From balloon to bloodstream.
The balloon is the mind of the employee under pressure in the workplace. Growth and challenge cause us to stretch and expand. This expansion can bring stress with it, which can be positive or negative. When we experience stress, the brain instructs the adrenal glands to deliver powerful hormones like cortisol and adrenaline to the bloodstream, causing muscles to tense and heart rate and breathing to increase. But our own reaction determines whether this reaction becomes healthy or harmful.
Beneficial stress challenges us to achieve and deliver. We grow. On the opposite end, unhealthy stress damages interpersonal relationships, impairs logic, and causes us to underachieve. We stagnate. We disengage.

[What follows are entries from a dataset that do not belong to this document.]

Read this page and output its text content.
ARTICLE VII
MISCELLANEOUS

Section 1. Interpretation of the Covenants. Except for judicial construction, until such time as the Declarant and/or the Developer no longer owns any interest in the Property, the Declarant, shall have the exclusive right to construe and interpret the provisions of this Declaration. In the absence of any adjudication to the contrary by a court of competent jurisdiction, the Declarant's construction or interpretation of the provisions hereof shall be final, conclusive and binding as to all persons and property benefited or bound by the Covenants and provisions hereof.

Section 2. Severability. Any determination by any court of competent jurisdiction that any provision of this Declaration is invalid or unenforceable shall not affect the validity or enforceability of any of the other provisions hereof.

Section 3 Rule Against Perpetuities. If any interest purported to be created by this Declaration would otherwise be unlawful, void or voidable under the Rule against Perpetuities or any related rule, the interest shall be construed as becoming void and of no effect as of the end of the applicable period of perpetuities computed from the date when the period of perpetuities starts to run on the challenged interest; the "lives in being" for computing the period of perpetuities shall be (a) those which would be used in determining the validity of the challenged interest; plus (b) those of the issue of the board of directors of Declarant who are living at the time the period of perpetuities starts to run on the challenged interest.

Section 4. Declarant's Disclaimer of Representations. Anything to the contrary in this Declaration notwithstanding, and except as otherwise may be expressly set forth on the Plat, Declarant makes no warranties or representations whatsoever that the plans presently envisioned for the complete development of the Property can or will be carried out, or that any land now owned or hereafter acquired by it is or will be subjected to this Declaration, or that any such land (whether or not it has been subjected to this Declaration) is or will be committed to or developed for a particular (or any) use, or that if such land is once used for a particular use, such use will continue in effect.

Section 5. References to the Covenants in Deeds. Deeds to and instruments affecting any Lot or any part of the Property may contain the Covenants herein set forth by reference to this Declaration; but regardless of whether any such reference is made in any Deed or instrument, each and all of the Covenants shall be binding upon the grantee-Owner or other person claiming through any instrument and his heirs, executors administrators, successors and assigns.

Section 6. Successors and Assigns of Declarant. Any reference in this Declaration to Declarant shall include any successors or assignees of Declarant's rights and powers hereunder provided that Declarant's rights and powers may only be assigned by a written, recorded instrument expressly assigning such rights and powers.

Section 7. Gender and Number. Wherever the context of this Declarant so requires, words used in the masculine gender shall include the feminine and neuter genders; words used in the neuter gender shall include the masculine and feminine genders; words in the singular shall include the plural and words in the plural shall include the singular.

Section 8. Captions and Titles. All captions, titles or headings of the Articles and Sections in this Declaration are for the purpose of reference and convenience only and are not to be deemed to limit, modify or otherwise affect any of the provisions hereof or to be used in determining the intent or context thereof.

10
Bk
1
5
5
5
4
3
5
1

Endocrinologist Hans Selye refined these concepts of healthy and harmful stress when he coined the terms eustress and distress to differentiate between the two. Eustress is healthy stress, such as that experienced by an athlete as she approaches the starting line of the 400-meter finals, or a salesperson approaching a new client for the first time. They feel capable, excited and fully engaged.
Related: Stress and the Entrepreneur
On the other hand, employees in constant distress are likely to express it in one of two ways: continual high levels of anxiety, or withdrawal and depression (the slow hiss of air escaping from the balloon). They are more likely to become mentally or physically ill. At the very least, they will disengage.
It's how you look at it.
Eustress and distress are not actually a result of the specific stressor or situation, but by how the stressor is perceived. In other words, one employee may perceive a challenge as a growth opportunity with which he can fully engage. For that employee, the stress is healthy and causes his balloon to inflate. This is eustress. For another employee, that same challenge may cause frustration, anger, and disengagement. The balloon either pops or deflates. This is distress.
For the manager, the challenge of growth is finding that zone where the balloon is perfectly inflated, where each employee feels energized, but not overwhelmed, by the opportunity to learn new things and develop new skills.
And that managerial responsibility, in itself, can be stressful.